Metadata-Version: 2.1
Name: aiotimeout
Version: 0.0.2
Summary: Timeout context manager for asyncio Python
Home-page: https://github.com/michalc/aiotimeout
Author: Michal Charemza
Author-email: michal@charemza.name
License: UNKNOWN
Platform: UNKNOWN
Classifier: Programming Language :: Python :: 3
Classifier: License :: OSI Approved :: MIT License
Classifier: Operating System :: OS Independent
Classifier: Framework :: AsyncIO
Requires-Python: ~=3.5
Description-Content-Type: text/markdown

# aiotimeout [![CircleCI](https://circleci.com/gh/michalc/aiotimeout.svg?style=svg)](https://circleci.com/gh/michalc/aiotimeout) [![Test Coverage](https://api.codeclimate.com/v1/badges/8de540239bd7d6566f58/test_coverage)](https://codeclimate.com/github/michalc/aiotimeout/test_coverage)

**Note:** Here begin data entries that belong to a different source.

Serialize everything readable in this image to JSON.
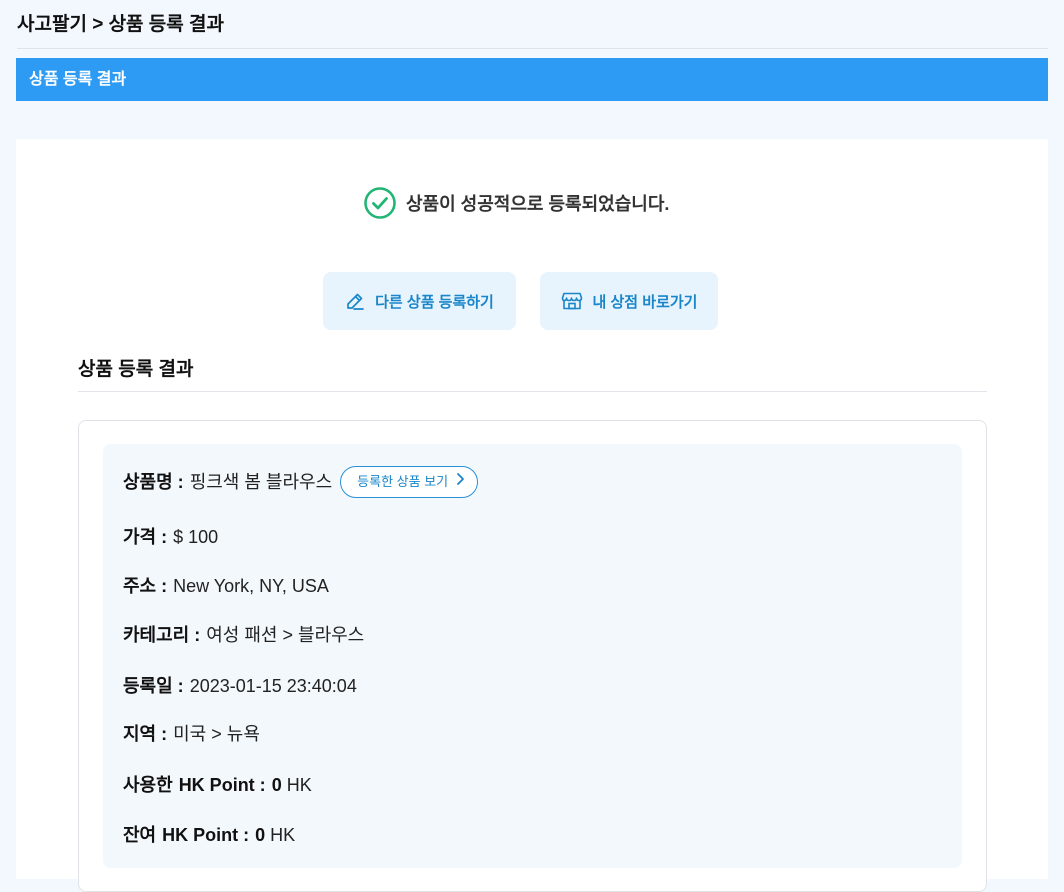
{
  "breadcrumb": "사고팔기 > 상품 등록 결과",
  "title_bar": "상품 등록 결과",
  "success_message": "상품이 성공적으로 등록되었습니다.",
  "buttons": {
    "register_another": "다른 상품 등록하기",
    "go_store": "내 상점 바로가기",
    "view_item": "등록한 상품 보기"
  },
  "section_title": "상품 등록 결과",
  "details": {
    "name_label": "상품명 :",
    "name_value": "핑크색 봄 블라우스",
    "price_label": "가격 :",
    "price_value": "$ 100",
    "address_label": "주소 :",
    "address_value": "New York, NY, USA",
    "category_label": "카테고리 :",
    "category_value": "여성 패션 > 블라우스",
    "date_label": "등록일 :",
    "date_value": "2023-01-15 23:40:04",
    "region_label": "지역 :",
    "region_value": "미국 > 뉴욕",
    "used_point_label_a": "사용한",
    "used_point_label_b": "HK Point :",
    "used_point_value": "0",
    "used_point_unit": "HK",
    "balance_label_a": "잔여",
    "balance_label_b": "HK Point :",
    "balance_value": "0",
    "balance_unit": "HK"
  },
  "icons": {
    "success": "check-circle-icon",
    "register": "pencil-icon",
    "store": "store-icon",
    "view": "chevron-right-icon"
  },
  "colors": {
    "accent": "#2d9bf3",
    "success": "#22b573",
    "button_bg": "#e7f4fd",
    "button_text": "#1a86c9"
  }
}
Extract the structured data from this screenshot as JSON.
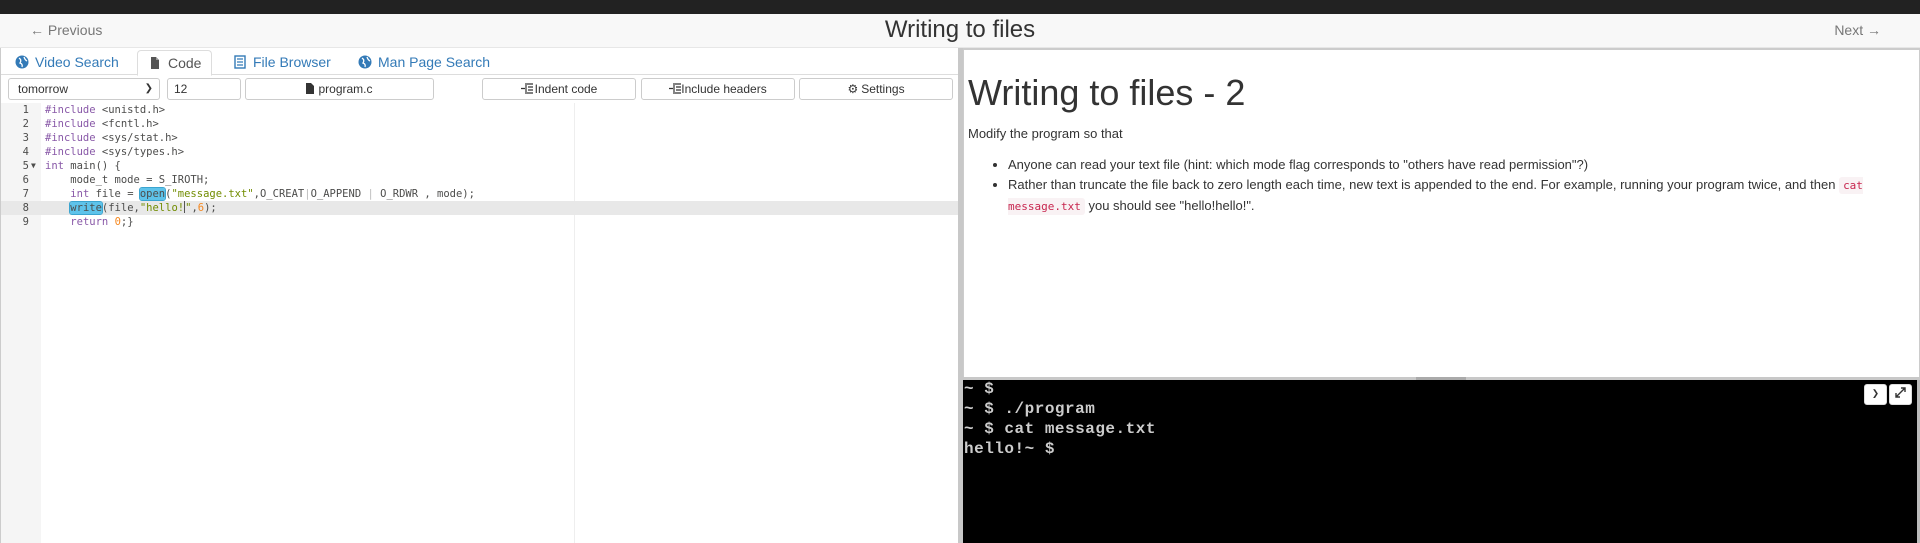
{
  "header": {
    "prev_label": "← Previous",
    "title": "Writing to files",
    "next_label": "Next →"
  },
  "tabs": [
    {
      "label": "Video Search",
      "icon": "globe-icon",
      "active": false
    },
    {
      "label": "Code",
      "icon": "file-icon",
      "active": true
    },
    {
      "label": "File Browser",
      "icon": "list-icon",
      "active": false
    },
    {
      "label": "Man Page Search",
      "icon": "globe-icon",
      "active": false
    }
  ],
  "toolbar": {
    "theme": "tomorrow",
    "font_size": "12",
    "filename": "program.c",
    "indent_label": "Indent code",
    "headers_label": "Include headers",
    "settings_label": "Settings"
  },
  "editor": {
    "active_line": 8,
    "lines": [
      {
        "n": "1",
        "text": "#include <unistd.h>"
      },
      {
        "n": "2",
        "text": "#include <fcntl.h>"
      },
      {
        "n": "3",
        "text": "#include <sys/stat.h>"
      },
      {
        "n": "4",
        "text": "#include <sys/types.h>"
      },
      {
        "n": "5",
        "text": "int main() {"
      },
      {
        "n": "6",
        "text": "    mode_t mode = S_IROTH;"
      },
      {
        "n": "7",
        "text": "    int file = open(\"message.txt\",O_CREAT|O_APPEND | O_RDWR , mode);"
      },
      {
        "n": "8",
        "text": "    write(file,\"hello!\",6);"
      },
      {
        "n": "9",
        "text": "    return 0;}"
      }
    ]
  },
  "task": {
    "title": "Writing to files - 2",
    "intro": "Modify the program so that",
    "bullets": [
      {
        "text": "Anyone can read your text file (hint: which mode flag corresponds to \"others have read permission\"?)"
      },
      {
        "text_before": "Rather than truncate the file back to zero length each time, new text is appended to the end. For example, running your program twice, and then",
        "code": "cat message.txt",
        "text_after": "you should see \"hello!hello!\"."
      }
    ]
  },
  "terminal": {
    "lines": [
      "~ $",
      "~ $ ./program",
      "~ $ cat message.txt",
      "hello!~ $"
    ],
    "run_icon": "chevron-right-icon",
    "expand_icon": "expand-icon"
  }
}
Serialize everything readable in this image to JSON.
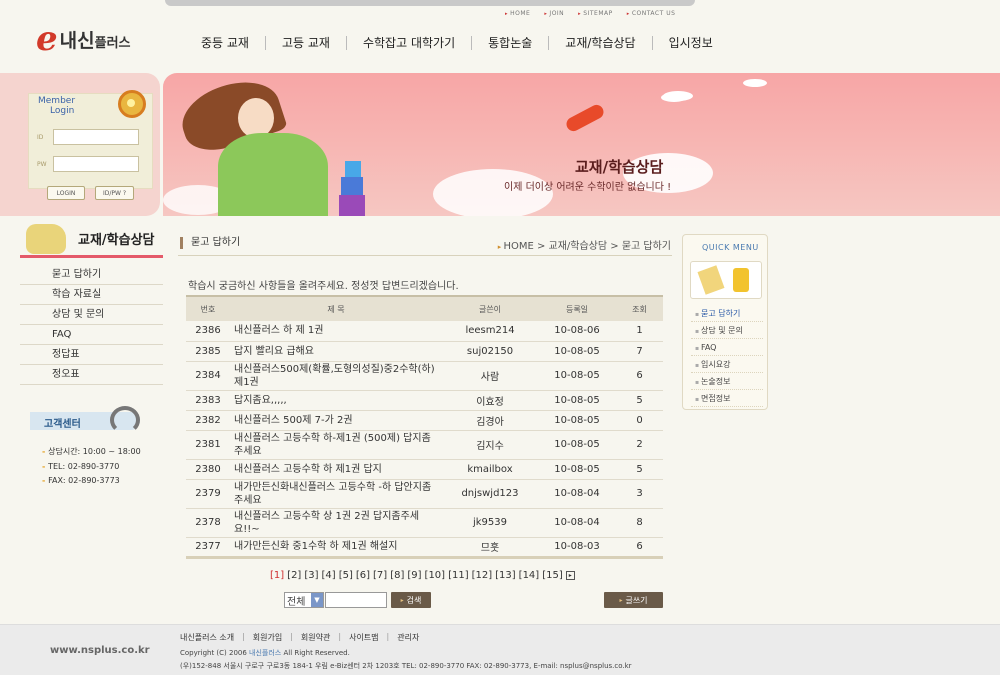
{
  "util_links": [
    "HOME",
    "JOIN",
    "SITEMAP",
    "CONTACT US"
  ],
  "logo": {
    "e": "e",
    "main": "내신",
    "small": "플러스"
  },
  "nav": [
    "중등 교재",
    "고등 교재",
    "수학잡고 대학가기",
    "통합논술",
    "교재/학습상담",
    "입시정보"
  ],
  "login": {
    "member_label": "Member",
    "login_label": "Login",
    "id_label": "ID",
    "pw_label": "PW",
    "login_button": "LOGIN",
    "idpw_button": "ID/PW ?"
  },
  "hero": {
    "title": "교재/학습상담",
    "subtitle": "이제 더이상 어려운 수학이란 없습니다 !"
  },
  "sidebar": {
    "title": "교재/학습상담",
    "items": [
      "묻고 답하기",
      "학습 자료실",
      "상담 및 문의",
      "FAQ",
      "정답표",
      "정오표"
    ]
  },
  "customer_center": {
    "title": "고객센터",
    "hours": "상담시간: 10:00 ~ 18:00",
    "tel": "TEL: 02-890-3770",
    "fax": "FAX: 02-890-3773"
  },
  "page": {
    "title": "묻고 답하기",
    "breadcrumb": "HOME > 교재/학습상담 > 묻고 답하기",
    "intro": "학습시 궁금하신 사항들을 올려주세요. 정성껏 답변드리겠습니다."
  },
  "table": {
    "headers": [
      "번호",
      "제    목",
      "글쓴이",
      "등록일",
      "조회"
    ],
    "rows": [
      {
        "no": "2386",
        "title": "내신플러스 하 제 1권",
        "author": "leesm214",
        "date": "10-08-06",
        "views": "1"
      },
      {
        "no": "2385",
        "title": "답지 빨리요 급해요",
        "author": "suj02150",
        "date": "10-08-05",
        "views": "7"
      },
      {
        "no": "2384",
        "title": "내신플러스500제(확률,도형의성질)중2수학(하)제1권",
        "author": "사람",
        "date": "10-08-05",
        "views": "6"
      },
      {
        "no": "2383",
        "title": "답지좀요,,,,,",
        "author": "이효정",
        "date": "10-08-05",
        "views": "5"
      },
      {
        "no": "2382",
        "title": "내신플러스 500제 7-가 2권",
        "author": "김경아",
        "date": "10-08-05",
        "views": "0"
      },
      {
        "no": "2381",
        "title": "내신플러스 고등수학 하-제1권 (500제) 답지좀 주세요",
        "author": "김지수",
        "date": "10-08-05",
        "views": "2"
      },
      {
        "no": "2380",
        "title": "내신플러스 고등수학 하 제1권 답지",
        "author": "kmailbox",
        "date": "10-08-05",
        "views": "5"
      },
      {
        "no": "2379",
        "title": "내가만든신화내신플러스 고등수학 -하 답안지좀 주세요",
        "author": "dnjswjd123",
        "date": "10-08-04",
        "views": "3"
      },
      {
        "no": "2378",
        "title": "내신플러스 고등수학 상 1권 2권 답지좀주세요!!~",
        "author": "jk9539",
        "date": "10-08-04",
        "views": "8"
      },
      {
        "no": "2377",
        "title": "내가만든신화 중1수학 하 제1권 해설지",
        "author": "므훗",
        "date": "10-08-03",
        "views": "6"
      }
    ]
  },
  "pagination": [
    "[1]",
    "[2]",
    "[3]",
    "[4]",
    "[5]",
    "[6]",
    "[7]",
    "[8]",
    "[9]",
    "[10]",
    "[11]",
    "[12]",
    "[13]",
    "[14]",
    "[15]"
  ],
  "search": {
    "select_value": "전체",
    "search_button": "검색",
    "write_button": "글쓰기"
  },
  "quick_menu": {
    "title": "QUICK MENU",
    "items": [
      "묻고 답하기",
      "상담 및 문의",
      "FAQ",
      "입시요강",
      "논술정보",
      "면접정보"
    ]
  },
  "footer": {
    "url": "www.nsplus.co.kr",
    "links": [
      "내신플러스 소개",
      "회원가입",
      "회원약관",
      "사이트맵",
      "관리자"
    ],
    "copy_prefix": "Copyright (C) 2006 ",
    "copy_brand": "내신플러스",
    "copy_suffix": " All Right Reserved.",
    "address": "(우)152-848 서울시 구로구 구로3동 184-1 우림 e-Biz센터 2차 1203호   TEL: 02-890-3770 FAX: 02-890-3773, E-mail: nsplus@nsplus.co.kr"
  }
}
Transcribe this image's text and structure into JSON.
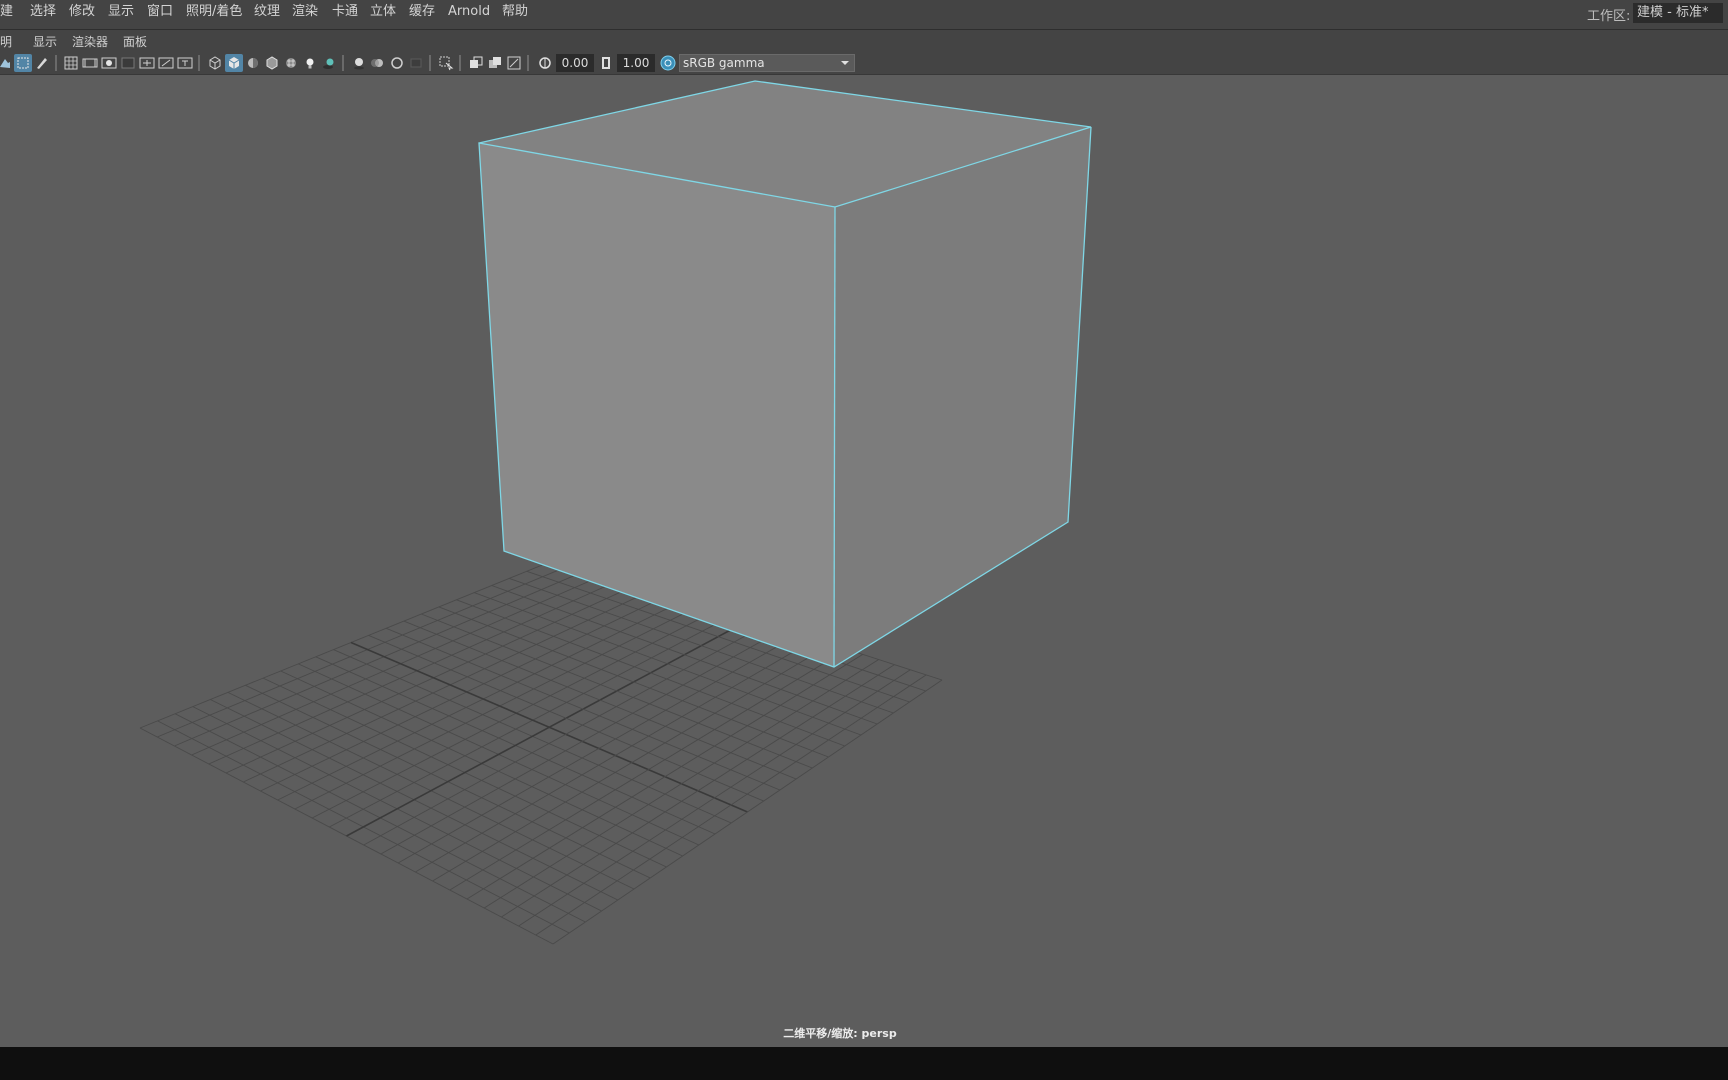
{
  "menubar": {
    "items": [
      "创建",
      "选择",
      "修改",
      "显示",
      "窗口",
      "照明/着色",
      "纹理",
      "渲染",
      "卡通",
      "立体",
      "缓存",
      "Arnold",
      "帮助"
    ],
    "workspace_label": "工作区:",
    "workspace_value": "建模 - 标准*"
  },
  "panel_menu": {
    "items": [
      "照明",
      "显示",
      "渲染器",
      "面板"
    ]
  },
  "toolbar": {
    "exposure_value": "0.00",
    "gamma_value": "1.00",
    "color_space": "sRGB gamma",
    "icons": [
      "camera-icon",
      "select-camera-icon",
      "paint-icon",
      "grid-icon",
      "film-gate-icon",
      "resolution-gate-icon",
      "gate-mask-icon",
      "field-chart-icon",
      "safe-action-icon",
      "safe-title-icon",
      "wireframe-icon",
      "smooth-shade-icon",
      "default-material-icon",
      "wireframe-on-shaded-icon",
      "textured-icon",
      "lights-icon",
      "shadows-icon",
      "screen-space-ao-icon",
      "motion-blur-icon",
      "antialiasing-icon",
      "depth-of-field-icon",
      "isolate-select-icon",
      "xray-icon",
      "xray-active-components-icon",
      "xray-joints-icon",
      "exposure-icon",
      "gamma-icon",
      "color-management-icon",
      "dropdown-arrow-icon"
    ]
  },
  "viewport": {
    "hud_text": "二维平移/缩放: persp",
    "wire_color": "#7fd7e6",
    "cube_front_color": "#8a8a8a",
    "cube_side_color": "#7c7c7c",
    "cube_top_color": "#828282",
    "grid_color": "#4a4a4a",
    "grid_axis_color": "#3a3a3a"
  }
}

Timeout context manager for asyncio Python


## Usage

```python
from aiotimeout import timeout

# Will raise an asyncio.TimeoutError
with timeout(1):
    await asyncio.sleep(1.5)

# Will not raise anything
with timeout(1):
    await asyncio.sleep(0.5)
```


## Differences to alternatives

- `asyncio.wait_for` does not offer a context manager. In some cases a context manager is clearer.

- `asyncio.wait_for` creates/uses an extra task. In some cases this is not necessary, and an extra task adds non-determinism in terms of sequence of operations.